3M is one of the few companies in private industry that is still active in basic research; it pays off because the results are immediately available to the R&D groups.

What’s the secret to fostering this kind of culture; to getting disparate individuals and organizations working together?

Collaboration doesn’t happen by accident.

  • The company maintains a “…database of technical reports written by the more than 7,000 scientists at the company. Those scientists are spread between a corporate lab devoted to basic research, 40 division labs that essentially form a bridge between that basic science and the market, and 35 international labs.”
  • It enables “TechForum, an employee-run organization designed to foster communications between scientists in different labs or divisions.”
  • “Three years ago, 3M also created the “R&D Workcenter” networking Web site, which Mitra describes as a “LinkedIn for 3M scientists.”

But 3M knows that all the technology, all the meet-ups and all the talk aren’t always enough—the wrong kind of competition will quickly kill collaboration.

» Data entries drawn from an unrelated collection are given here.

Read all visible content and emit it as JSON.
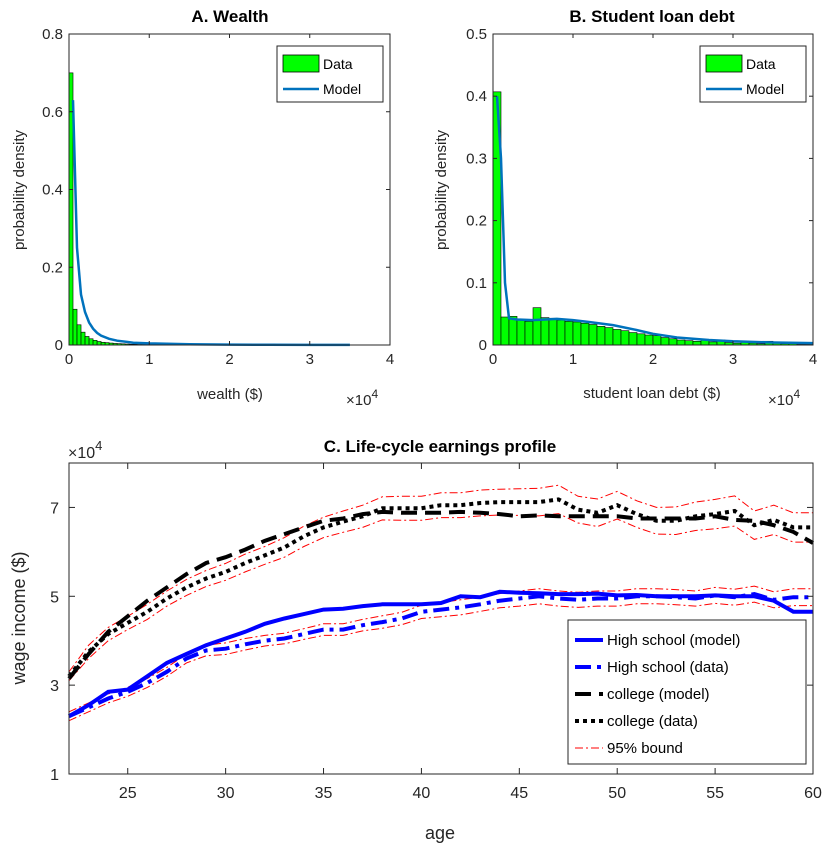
{
  "chart_data": [
    {
      "id": "A",
      "type": "bar",
      "title": "A. Wealth",
      "xlabel": "wealth ($)",
      "ylabel": "probability density",
      "x_exponent": "×10",
      "x_exponent_power": "4",
      "xlim": [
        0,
        4
      ],
      "ylim": [
        0,
        0.8
      ],
      "xticks": [
        0,
        1,
        2,
        3,
        4
      ],
      "xtick_labels": [
        "0",
        "1",
        "2",
        "3",
        "4"
      ],
      "yticks": [
        0,
        0.2,
        0.4,
        0.6,
        0.8
      ],
      "ytick_labels": [
        "0",
        "0.2",
        "0.4",
        "0.6",
        "0.8"
      ],
      "legend": [
        "Data",
        "Model"
      ],
      "legend_position": "top-right",
      "bin_width": 0.05,
      "data_bins": [
        0.7,
        0.092,
        0.052,
        0.033,
        0.022,
        0.016,
        0.012,
        0.009,
        0.007,
        0.006,
        0.005,
        0.004,
        0.0035,
        0.003,
        0.0025,
        0.002,
        0.002,
        0.0015,
        0.0015,
        0.001
      ],
      "model_x": [
        0.05,
        0.1,
        0.15,
        0.2,
        0.25,
        0.3,
        0.35,
        0.4,
        0.5,
        0.6,
        0.8,
        1.0,
        1.5,
        2.0,
        2.5,
        3.0,
        3.5
      ],
      "model_y": [
        0.63,
        0.25,
        0.13,
        0.085,
        0.058,
        0.042,
        0.031,
        0.024,
        0.016,
        0.011,
        0.006,
        0.004,
        0.002,
        0.001,
        0.0005,
        0.0003,
        0.0002
      ]
    },
    {
      "id": "B",
      "type": "bar",
      "title": "B. Student loan debt",
      "xlabel": "student loan debt ($)",
      "ylabel": "probability density",
      "x_exponent": "×10",
      "x_exponent_power": "4",
      "xlim": [
        0,
        4
      ],
      "ylim": [
        0,
        0.5
      ],
      "xticks": [
        0,
        1,
        2,
        3,
        4
      ],
      "xtick_labels": [
        "0",
        "1",
        "2",
        "3",
        "4"
      ],
      "yticks": [
        0,
        0.1,
        0.2,
        0.3,
        0.4,
        0.5
      ],
      "ytick_labels": [
        "0",
        "0.1",
        "0.2",
        "0.3",
        "0.4",
        "0.5"
      ],
      "legend": [
        "Data",
        "Model"
      ],
      "legend_position": "top-right",
      "bin_width": 0.1,
      "data_bins": [
        0.407,
        0.045,
        0.046,
        0.04,
        0.038,
        0.06,
        0.044,
        0.043,
        0.04,
        0.038,
        0.037,
        0.035,
        0.033,
        0.03,
        0.028,
        0.025,
        0.023,
        0.02,
        0.018,
        0.016,
        0.015,
        0.012,
        0.01,
        0.008,
        0.007,
        0.006,
        0.009,
        0.005,
        0.008,
        0.004,
        0.003,
        0.005,
        0.003,
        0.002,
        0.006,
        0.005,
        0.002,
        0.004,
        0.001,
        0.001
      ],
      "model_x": [
        0.05,
        0.1,
        0.15,
        0.2,
        0.3,
        0.5,
        0.8,
        1.0,
        1.2,
        1.5,
        1.8,
        2.0,
        2.3,
        2.7,
        3.0,
        3.5,
        4.0
      ],
      "model_y": [
        0.4,
        0.3,
        0.1,
        0.043,
        0.041,
        0.04,
        0.042,
        0.04,
        0.037,
        0.032,
        0.024,
        0.018,
        0.012,
        0.008,
        0.006,
        0.004,
        0.003
      ]
    },
    {
      "id": "C",
      "type": "line",
      "title": "C. Life-cycle earnings profile",
      "xlabel": "age",
      "ylabel": "wage income ($)",
      "y_exponent": "×10",
      "y_exponent_power": "4",
      "xlim": [
        22,
        60
      ],
      "ylim": [
        1,
        8
      ],
      "xticks": [
        25,
        30,
        35,
        40,
        45,
        50,
        55,
        60
      ],
      "xtick_labels": [
        "25",
        "30",
        "35",
        "40",
        "45",
        "50",
        "55",
        "60"
      ],
      "yticks": [
        1,
        3,
        5,
        7
      ],
      "ytick_labels": [
        "1",
        "3",
        "5",
        "7"
      ],
      "legend_position": "bottom-right",
      "ages": [
        22,
        23,
        24,
        25,
        26,
        27,
        28,
        29,
        30,
        31,
        32,
        33,
        34,
        35,
        36,
        37,
        38,
        39,
        40,
        41,
        42,
        43,
        44,
        45,
        46,
        47,
        48,
        49,
        50,
        51,
        52,
        53,
        54,
        55,
        56,
        57,
        58,
        59,
        60
      ],
      "series": [
        {
          "name": "High school (model)",
          "style": "solid",
          "color": "#0000ff",
          "values": [
            2.3,
            2.55,
            2.85,
            2.9,
            3.2,
            3.5,
            3.7,
            3.9,
            4.05,
            4.2,
            4.38,
            4.5,
            4.6,
            4.7,
            4.72,
            4.78,
            4.82,
            4.82,
            4.82,
            4.85,
            5.0,
            4.98,
            5.1,
            5.08,
            5.07,
            5.05,
            5.05,
            5.06,
            5.02,
            5.03,
            5.0,
            5.0,
            5.0,
            5.02,
            5.0,
            5.0,
            4.9,
            4.65,
            4.65
          ]
        },
        {
          "name": "High school (data)",
          "style": "dashdot",
          "color": "#0000ff",
          "values": [
            2.3,
            2.5,
            2.7,
            2.85,
            3.05,
            3.3,
            3.6,
            3.78,
            3.82,
            3.92,
            4.0,
            4.05,
            4.15,
            4.25,
            4.25,
            4.35,
            4.42,
            4.5,
            4.65,
            4.7,
            4.75,
            4.82,
            4.9,
            4.95,
            5.0,
            4.95,
            4.92,
            4.95,
            4.95,
            5.0,
            5.0,
            4.98,
            4.95,
            5.02,
            4.98,
            5.05,
            4.92,
            4.98,
            4.98
          ]
        },
        {
          "name": "college (model)",
          "style": "dashed",
          "color": "#000000",
          "values": [
            3.15,
            3.7,
            4.2,
            4.55,
            4.9,
            5.2,
            5.5,
            5.75,
            5.88,
            6.05,
            6.25,
            6.4,
            6.55,
            6.7,
            6.75,
            6.85,
            6.9,
            6.88,
            6.88,
            6.88,
            6.9,
            6.88,
            6.85,
            6.8,
            6.82,
            6.8,
            6.8,
            6.8,
            6.8,
            6.75,
            6.75,
            6.75,
            6.75,
            6.8,
            6.72,
            6.7,
            6.6,
            6.45,
            6.2
          ]
        },
        {
          "name": "college (data)",
          "style": "dotted",
          "color": "#000000",
          "values": [
            3.2,
            3.75,
            4.15,
            4.4,
            4.65,
            4.95,
            5.2,
            5.4,
            5.55,
            5.75,
            5.92,
            6.1,
            6.35,
            6.55,
            6.68,
            6.8,
            6.98,
            6.98,
            6.98,
            7.05,
            7.05,
            7.1,
            7.12,
            7.12,
            7.12,
            7.18,
            6.95,
            6.88,
            7.05,
            6.85,
            6.7,
            6.7,
            6.8,
            6.85,
            6.92,
            6.6,
            6.72,
            6.55,
            6.55
          ]
        },
        {
          "name": "95% bound",
          "style": "thin-dashdot",
          "color": "#ff0000",
          "legend_only_once": true,
          "bands": [
            {
              "label": "hs_upper",
              "values": [
                2.4,
                2.6,
                2.8,
                2.95,
                3.15,
                3.4,
                3.7,
                3.9,
                3.95,
                4.05,
                4.12,
                4.17,
                4.27,
                4.38,
                4.38,
                4.48,
                4.56,
                4.64,
                4.8,
                4.86,
                4.92,
                4.98,
                5.06,
                5.12,
                5.17,
                5.12,
                5.09,
                5.12,
                5.12,
                5.17,
                5.17,
                5.15,
                5.12,
                5.2,
                5.16,
                5.23,
                5.1,
                5.17,
                5.17
              ]
            },
            {
              "label": "hs_lower",
              "values": [
                2.2,
                2.4,
                2.6,
                2.75,
                2.95,
                3.2,
                3.5,
                3.66,
                3.69,
                3.79,
                3.88,
                3.93,
                4.03,
                4.12,
                4.12,
                4.22,
                4.28,
                4.36,
                4.5,
                4.54,
                4.58,
                4.66,
                4.74,
                4.78,
                4.83,
                4.78,
                4.75,
                4.78,
                4.78,
                4.83,
                4.83,
                4.81,
                4.78,
                4.84,
                4.8,
                4.87,
                4.74,
                4.79,
                4.79
              ]
            },
            {
              "label": "col_upper",
              "values": [
                3.3,
                3.9,
                4.3,
                4.55,
                4.82,
                5.12,
                5.38,
                5.58,
                5.74,
                5.95,
                6.12,
                6.32,
                6.58,
                6.78,
                6.92,
                7.05,
                7.24,
                7.25,
                7.25,
                7.33,
                7.33,
                7.39,
                7.41,
                7.42,
                7.43,
                7.5,
                7.25,
                7.19,
                7.36,
                7.15,
                7.0,
                7.01,
                7.12,
                7.18,
                7.26,
                6.92,
                7.05,
                6.88,
                6.88
              ]
            },
            {
              "label": "col_lower",
              "values": [
                3.1,
                3.6,
                4.0,
                4.25,
                4.48,
                4.78,
                5.02,
                5.22,
                5.36,
                5.55,
                5.72,
                5.88,
                6.12,
                6.32,
                6.44,
                6.55,
                6.72,
                6.71,
                6.71,
                6.77,
                6.77,
                6.81,
                6.83,
                6.82,
                6.81,
                6.86,
                6.65,
                6.57,
                6.74,
                6.55,
                6.4,
                6.39,
                6.48,
                6.52,
                6.58,
                6.28,
                6.39,
                6.22,
                6.22
              ]
            }
          ]
        }
      ]
    }
  ]
}
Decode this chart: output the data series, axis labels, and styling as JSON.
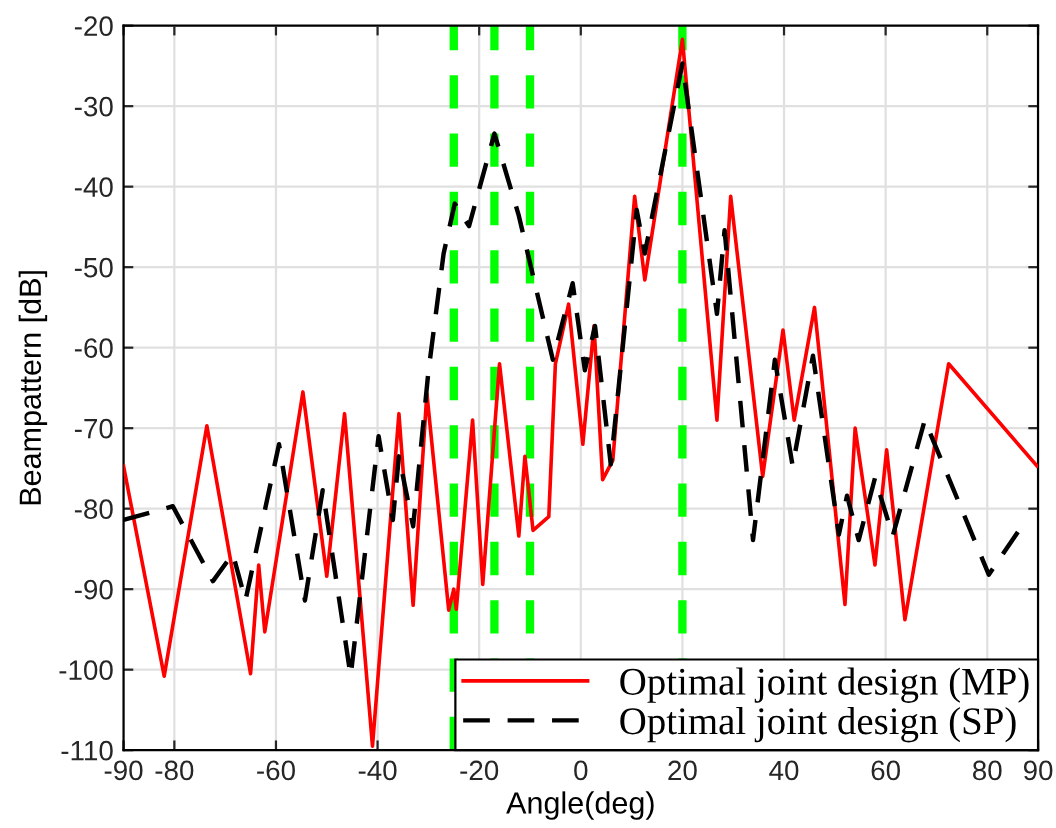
{
  "chart_data": {
    "type": "line",
    "xlabel": "Angle(deg)",
    "ylabel": "Beampattern [dB]",
    "xlim": [
      -90,
      90
    ],
    "xticks": [
      -90,
      -80,
      -60,
      -40,
      -20,
      0,
      20,
      40,
      60,
      80,
      90
    ],
    "ylim": [
      -110,
      -20
    ],
    "yticks": [
      -110,
      -100,
      -90,
      -80,
      -70,
      -60,
      -50,
      -40,
      -30,
      -20
    ],
    "grid": true,
    "legend": "bottom right",
    "marker": "none",
    "series": [
      {
        "name": "Optimal joint design (MP)",
        "color": "#ff0000",
        "line_style": "solid",
        "x": [
          -90,
          -82,
          -73.6,
          -65,
          -63.4,
          -62.2,
          -54.7,
          -50,
          -46.5,
          -41,
          -35.8,
          -33,
          -30.3,
          -26,
          -25,
          -24.5,
          -21.3,
          -19.3,
          -16,
          -12.2,
          -11,
          -9.4,
          -6.3,
          -5,
          -2.4,
          0.4,
          2.6,
          4.3,
          6.3,
          10.6,
          12.6,
          20,
          26.8,
          29.5,
          35.8,
          39.8,
          42,
          46,
          52,
          54,
          57.9,
          60.2,
          63.8,
          72.4,
          89.8
        ],
        "values": [
          -74.7,
          -100.8,
          -69.7,
          -100.5,
          -87,
          -95.3,
          -65.5,
          -88.4,
          -68.2,
          -109.5,
          -68.2,
          -92,
          -65.7,
          -92.6,
          -90,
          -92.5,
          -69,
          -89.4,
          -62,
          -83.4,
          -73.5,
          -82.7,
          -81,
          -62,
          -54.6,
          -72,
          -57.3,
          -76.4,
          -74,
          -41.2,
          -51.6,
          -21.7,
          -69,
          -41.2,
          -76,
          -57.8,
          -69,
          -55,
          -91.9,
          -70,
          -87,
          -72.7,
          -93.8,
          -62,
          -74.7
        ]
      },
      {
        "name": "Optimal joint design (SP)",
        "color": "#000000",
        "line_style": "dashed",
        "x": [
          -90,
          -80.3,
          -72.4,
          -68.5,
          -66,
          -59.4,
          -54.3,
          -50.8,
          -45.3,
          -39.8,
          -37,
          -35.8,
          -33,
          -30,
          -27,
          -24.8,
          -22,
          -17,
          -12.2,
          -5.5,
          -1.6,
          0.8,
          2.8,
          5.9,
          11,
          12.6,
          20,
          26.8,
          28.3,
          33.9,
          38.2,
          41.7,
          45.7,
          50.8,
          52.4,
          54.7,
          57.9,
          61.4,
          67.7,
          80.3,
          87
        ],
        "values": [
          -81.4,
          -79.7,
          -89,
          -85.6,
          -91.4,
          -72,
          -91.4,
          -77.7,
          -100.8,
          -71,
          -81.4,
          -73.5,
          -82.2,
          -63,
          -48.3,
          -42.1,
          -44.9,
          -33.4,
          -43.6,
          -61.5,
          -52,
          -62.8,
          -57.3,
          -74.5,
          -42.9,
          -48.3,
          -24.7,
          -55.8,
          -45.4,
          -83.9,
          -61.5,
          -74.7,
          -61,
          -83.2,
          -78.4,
          -83.9,
          -76.2,
          -83.4,
          -69,
          -88.2,
          -82
        ]
      }
    ],
    "ref_lines": [
      {
        "axis": "x",
        "value": -25,
        "color": "#00ff00",
        "line_style": "dashed"
      },
      {
        "axis": "x",
        "value": -17,
        "color": "#00ff00",
        "line_style": "dashed"
      },
      {
        "axis": "x",
        "value": -10,
        "color": "#00ff00",
        "line_style": "dashed"
      },
      {
        "axis": "x",
        "value": 20,
        "color": "#00ff00",
        "line_style": "dashed"
      }
    ]
  }
}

“Such sharing of resources is almost impossible when different units of a company feel they are competing against each other to deliver better financial results or the next breakthrough technology. But at 3M, employees are expected to collaborate—and are evaluated on their success.”

3M clearly tells its employees at all levels that they are expected to share across all boundaries, but just telling people doesn’t always work. It’s easy to share information without the added intelligence that makes the information truly valuable.

So they measure the success of the effort, not just the act. That is very different—it puts the money where the mouth is and taps into employees’ vested self-interest.